Het moet gezegd dat na de ijskoude moord op de man in de parkeergarage er wat meer dialoog komt en dientengevolge het gevoelstempo wat omhoog gaat. Ook komt er beetje bij beetje (eindelijk) wat meer informatie los als zorgvuldige opbouw naar het absurdistische slot. Al eerder in de film zijn er wat glimlachopwekkende aardigheidjes - zo wordt nog voor de aantiteling gesteld dat de oma van Roodkapje naakt moet zijn als de jager haar uit de buik van de wolf haalt aangezien de laatste haar kleren heeft aangetrokken - vertoond, maar het slotstuk is zo droogkomisch dat het de kille feel van de film doet kantelen.

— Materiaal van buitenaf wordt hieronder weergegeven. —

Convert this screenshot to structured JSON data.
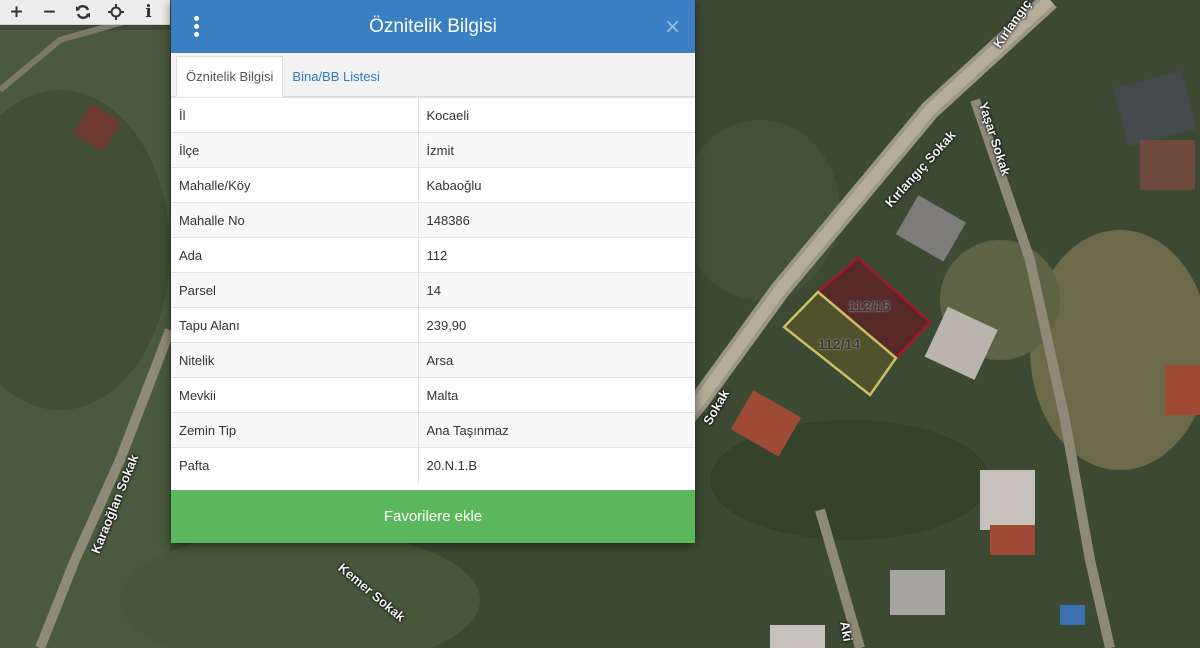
{
  "toolbar": {
    "zoom_in_glyph": "+",
    "zoom_out_glyph": "−",
    "info_glyph": "i"
  },
  "map": {
    "road_labels": [
      "Kırlangıç Sokak",
      "Yaşar Sokak",
      "Karaoğlan Sokak",
      "Kemer Sokak",
      "Sokak",
      "Kırlangıç",
      "Aki"
    ],
    "parcels": [
      {
        "label": "112/15",
        "stroke": "#a4162a",
        "fill": "#6e1020"
      },
      {
        "label": "112/14",
        "stroke": "#c7c065",
        "fill": "#5e5a22"
      }
    ]
  },
  "panel": {
    "title": "Öznitelik Bilgisi",
    "close_glyph": "×",
    "tabs": [
      "Öznitelik Bilgisi",
      "Bina/BB Listesi"
    ],
    "rows": [
      {
        "key": "İl",
        "value": "Kocaeli"
      },
      {
        "key": "İlçe",
        "value": "İzmit"
      },
      {
        "key": "Mahalle/Köy",
        "value": "Kabaoğlu"
      },
      {
        "key": "Mahalle No",
        "value": "148386"
      },
      {
        "key": "Ada",
        "value": "112"
      },
      {
        "key": "Parsel",
        "value": "14"
      },
      {
        "key": "Tapu Alanı",
        "value": "239,90"
      },
      {
        "key": "Nitelik",
        "value": "Arsa"
      },
      {
        "key": "Mevkii",
        "value": "Malta"
      },
      {
        "key": "Zemin Tip",
        "value": "Ana Taşınmaz"
      },
      {
        "key": "Pafta",
        "value": "20.N.1.B"
      }
    ],
    "favorite_label": "Favorilere ekle"
  },
  "colors": {
    "header": "#3a7fc1",
    "favorite_button": "#5cb85c",
    "tab_link": "#2f7bc4"
  }
}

In theorie zou dit als een kritiekpunt kunnen klinken, maar in dit geval verrast het in de positieve zin van het woord en is het op een bepaalde manier ook wel passend. Een ander aangenaam aspect is de intrigerende opstelling van de camera in veel scènes waardoor slechts een deel van het tafereel zichtbaar is omdat de linker- en rechterzijde van het beeld geblokkeerd worden door muren.

Muren

Hoe goedbedoeld het ook is van Puiu en hoe veel doordachte redenen hij er ook voor heeft, door de lange speelduur in combinatie met het gebrek aan tempo, dialogen en plotverduidelijking zullen velen de film uiteindelijk als “niet de moeite waard” kwalificeren. Dat is jammer, want afgezien van de te lange speelduur valt er niet eens zo heel veel aan te merken op deze rolprent. Dat er weinig conversatie en snelheid in deze productie zit, zou namelijk nog wel opgevangen kunnen worden door het sterke acteerwerk en de interessante cameraposities. Het laatste deel van de film zal de weggezakte bioscoopbezoeker weer overeind doen krabbelen en alle vragen doodleuk beantwoorden. Maar waarom de kijker daarvoor eerst heel diep in zijn of haar bioscoopstoel moet wegzakken blijft de vraag.